As part of a massive expansion project begun in July 2013, the school constructed a beautiful new Performing Arts Center featuring a 1,325-seat, 35,000-foot auditorium with a proper stage, orchestra pit, and other facilities—including a new Renkus-Heinz VARIAi sound system. “It’s a fine proscenium theater with two balcony levels—not what we typically see at a high school,” observes Curtis Kasefang of Raleigh, North Carolina, system designer and integrator Theatre Consultants Collaborative (TCC). Acoustical elements include a reverse fan-shaped room that helps envelop the audience in the sound, an orchestra shell, a forestage reflector, sound doors, roof detailing that reduces rain impact noise, and adjustable acoustic curtains.

Working with acoustician David Greenberg of Creative Acoustics (Westport, Connecticut) and project engineer Rich Gold of New Haven-based HB Communications, Kasefang put together a design based on Renkus-Heinz VARIAi loudspeakers. “We chose VARIAi because a primary consideration was a high-quality, tight line array that would keep the sound off the walls and on the audience,” Kasefang explains.

VARIAi cabinets have been designed to fly either as modules in a vertical array or as part of a tight-packed horizontal array. The system designer or sound engineer can build horizontal coverage in 22.5º or even narrower slices, as required, with seamless integration between cabinets for a true modular point source solution. With a range of vertical and horizontal dispersion angles and Renkus-Heinz’s proprietary Transitional WaveGuides, VARIAi’s highly configurable enclosures and concealed hardware make it easy to custom design a system.

To cover all but the balcony at Greenwich High School, Kasefang specified left, center, and right main arrays.
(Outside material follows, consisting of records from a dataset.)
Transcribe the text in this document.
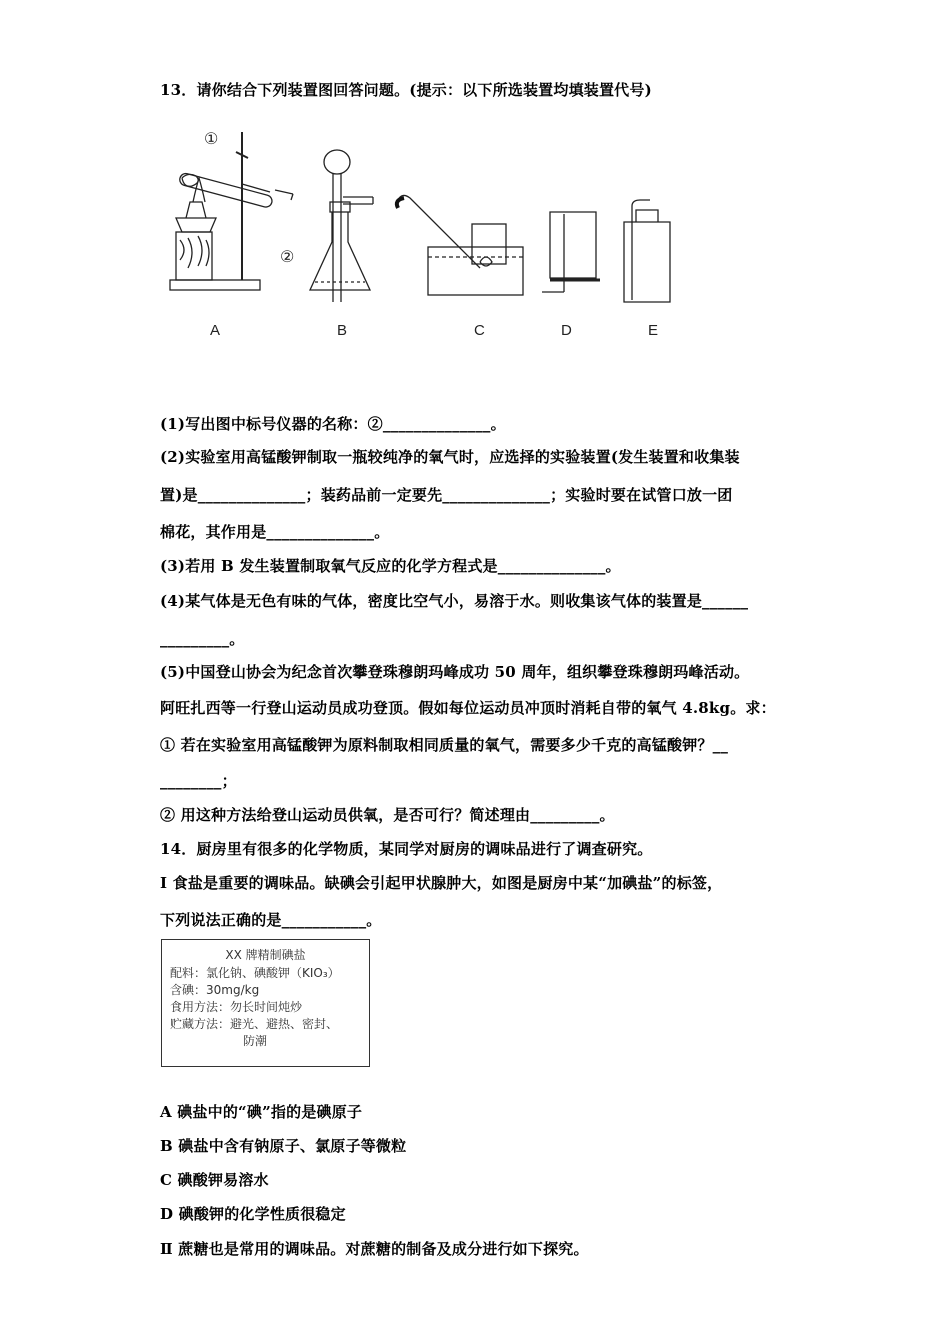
13．请你结合下列装置图回答问题。(提示：以下所选装置均填装置代号)
①
②
A	B	C	D	E
(1)写出图中标号仪器的名称：②______________。
(2)实验室用高锰酸钾制取一瓶较纯净的氧气时，应选择的实验装置(发生装置和收集装
置)是______________；装药品前一定要先______________；实验时要在试管口放一团
棉花，其作用是______________。
(3)若用 B 发生装置制取氧气反应的化学方程式是______________。
(4)某气体是无色有味的气体，密度比空气小，易溶于水。则收集该气体的装置是______
_________。
(5)中国登山协会为纪念首次攀登珠穆朗玛峰成功 50 周年，组织攀登珠穆朗玛峰活动。
阿旺扎西等一行登山运动员成功登顶。假如每位运动员冲顶时消耗自带的氧气 4.8kg。求：
① 若在实验室用高锰酸钾为原料制取相同质量的氧气，需要多少千克的高锰酸钾？__
________；
② 用这种方法给登山运动员供氧，是否可行？简述理由_________。
14．厨房里有很多的化学物质，某同学对厨房的调味品进行了调查研究。
Ⅰ 食盐是重要的调味品。缺碘会引起甲状腺肿大，如图是厨房中某“加碘盐”的标签，
下列说法正确的是___________。
XX 牌精制碘盐
配料：氯化钠、碘酸钾（KIO₃）
含碘：30mg/kg
食用方法：勿长时间炖炒
贮藏方法：避光、避热、密封、
防潮
A 碘盐中的“碘”指的是碘原子
B 碘盐中含有钠原子、氯原子等微粒
C 碘酸钾易溶水
D 碘酸钾的化学性质很稳定
Ⅱ 蔗糖也是常用的调味品。对蔗糖的制备及成分进行如下探究。
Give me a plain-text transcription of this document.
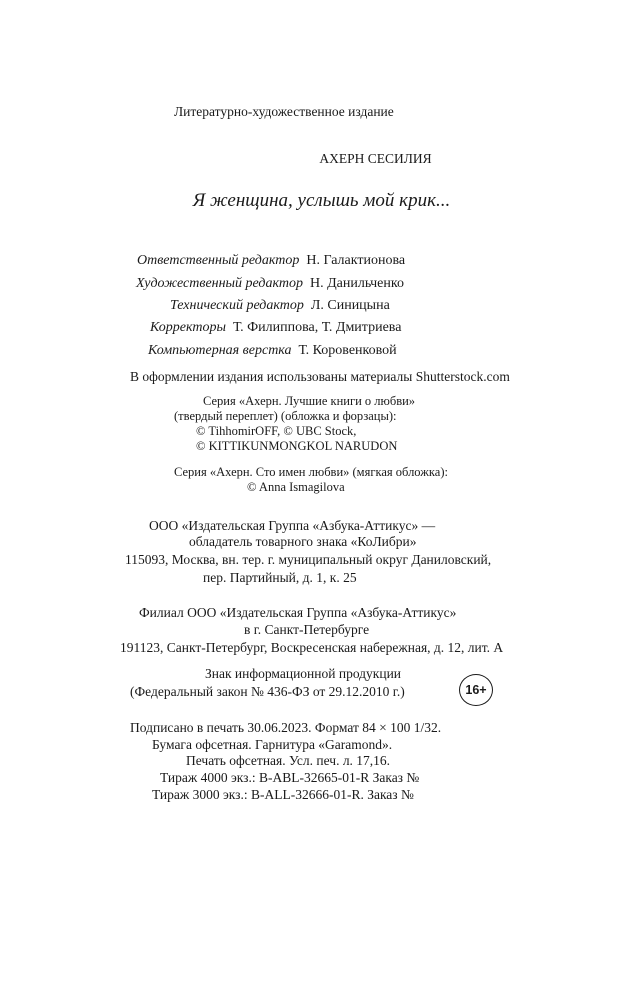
Литературно-художественное издание
АХЕРН СЕСИЛИЯ
Я женщина, услышь мой крик...
Ответственный редактор Н. Галактионова
Художественный редактор Н. Данильченко
Технический редактор Л. Синицына
Корректоры Т. Филиппова, Т. Дмитриева
Компьютерная верстка Т. Коровенковой
В оформлении издания использованы материалы Shutterstock.com
Серия «Ахерн. Лучшие книги о любви»
(твердый переплет) (обложка и форзацы):
© TihhomirOFF, © UBC Stock,
© KITTIKUNMONGKOL NARUDON
Серия «Ахерн. Сто имен любви» (мягкая обложка):
© Anna Ismagilova
ООО «Издательская Группа «Азбука-Аттикус» —
обладатель товарного знака «КоЛибри»
115093, Москва, вн. тер. г. муниципальный округ Даниловский,
пер. Партийный, д. 1, к. 25
Филиал ООО «Издательская Группа «Азбука-Аттикус»
в г. Санкт-Петербурге
191123, Санкт-Петербург, Воскресенская набережная, д. 12, лит. А
Знак информационной продукции
(Федеральный закон № 436-ФЗ от 29.12.2010 г.)	16+
Подписано в печать 30.06.2023. Формат 84 × 100 1/32.
Бумага офсетная. Гарнитура «Garamond».
Печать офсетная. Усл. печ. л. 17,16.
Тираж 4000 экз.: B-ABL-32665-01-R Заказ №
Тираж 3000 экз.: B-ALL-32666-01-R. Заказ №
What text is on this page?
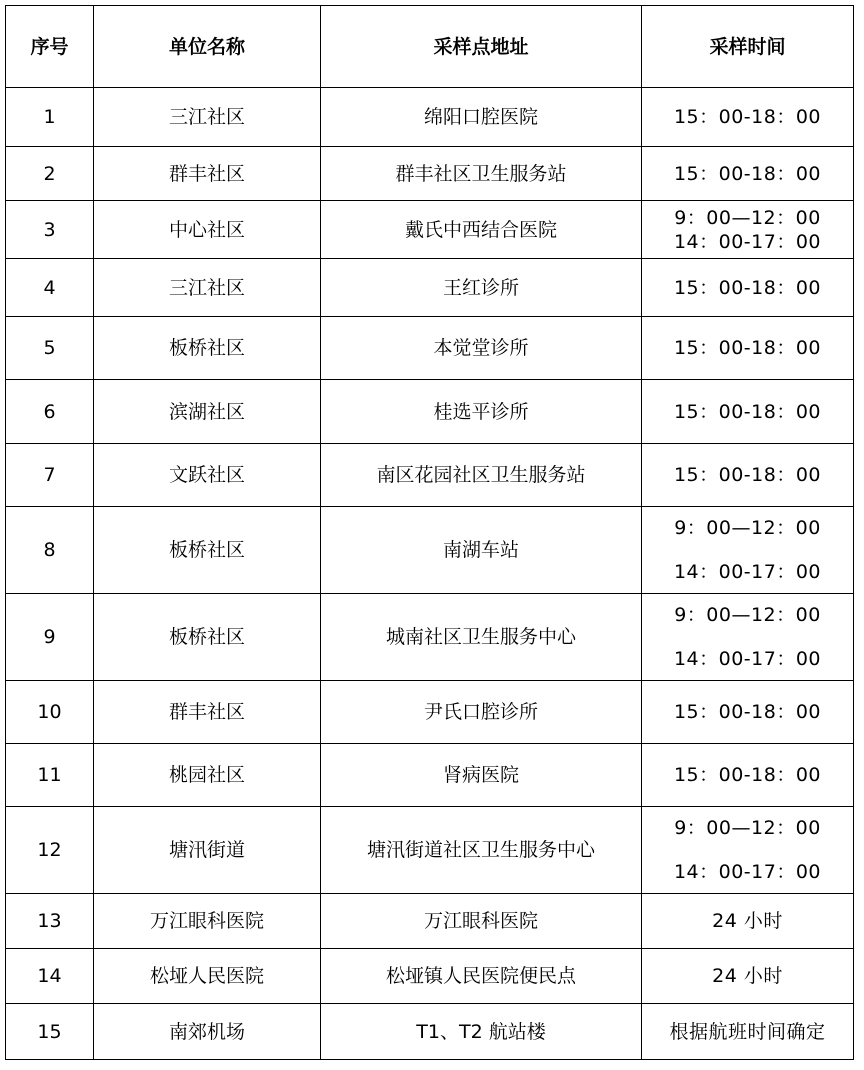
序号	单位名称	采样点地址	采样时间
1	三江社区	绵阳口腔医院	15：00-18：00

2	群丰社区	群丰社区卫生服务站	15：00-18：00

3	中心社区	戴氏中西结合医院	9：00—12：00
14：00-17：00

4	三江社区	王红诊所	15：00-18：00

5	板桥社区	本觉堂诊所	15：00-18：00

6	滨湖社区	桂选平诊所	15：00-18：00

7	文跃社区	南区花园社区卫生服务站	15：00-18：00

8	板桥社区	南湖车站	9：00—12：00
14：00-17：00

9	板桥社区	城南社区卫生服务中心	9：00—12：00
14：00-17：00

10	群丰社区	尹氏口腔诊所	15：00-18：00

11	桃园社区	肾病医院	15：00-18：00

12	塘汛街道	塘汛街道社区卫生服务中心	9：00—12：00
14：00-17：00

13	万江眼科医院	万江眼科医院	24 小时

14	松垭人民医院	松垭镇人民医院便民点	24 小时

15	南郊机场	T1、T2 航站楼	根据航班时间确定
The left and right arrays have three subwoofers and six VARIAi full-range systems: The top four deliver 7° x 90° coverage, the next one down is 15° x 90°, and the bottom cabinet provides 22° x 90° dispersion. The center array consists of five VARIAi cabinets, with three 7° x 90° systems on top and two 15° x 90° systems below. “That covered the room very well, without wasting energy on the walls” Kasefang recalls. “The VARIAi also helped direct the sound off of balcony faces, avoiding reflections back to the stage.”

The biggest challenge turned out to be the relatively low balcony overhang. “Although the balcony is centered in the room, getting line-of-sight from the line arrays to the balcony required pushing the sound down a bit on the sides and in the center, while still keeping the center speakers high enough,” notes Kasefang. “So we covered the top balcony with Varia cabinet used as a delayed fill.”

Interestingly, tuning was the easy part. “Renkus cabinets are very well behaved,” Kasefang explains. “Also, David Greenberg, the acoustician I worked with, is very good about keeping the room behaving well. The balcony fronts are specifically shaped with the speaker locations in mind, as well as accounting for natural sound. The room has adjustable acoustics, with lots of acoustic curtains on the upper part of the side walls, so in amplified mode we can knock down the reverb time to something manageable. As a result, tuning the room was not difficult.”

The system also includes a Biamp Tesira SERVER DSP and a Yamaha CL3 mixer. “We tried to give the school the best bang for the buck while still delivering high quality, and we like Renkus-Heinz loudspeakers for that,” muses Kasefang. “The Renkus-Heinz rig is lovely, and the Greenwich High School people are very satisfied. It’s very rare to find a high school with a beautifully designed concert hall and a sound system to match but Greenwich High School accomplished it.”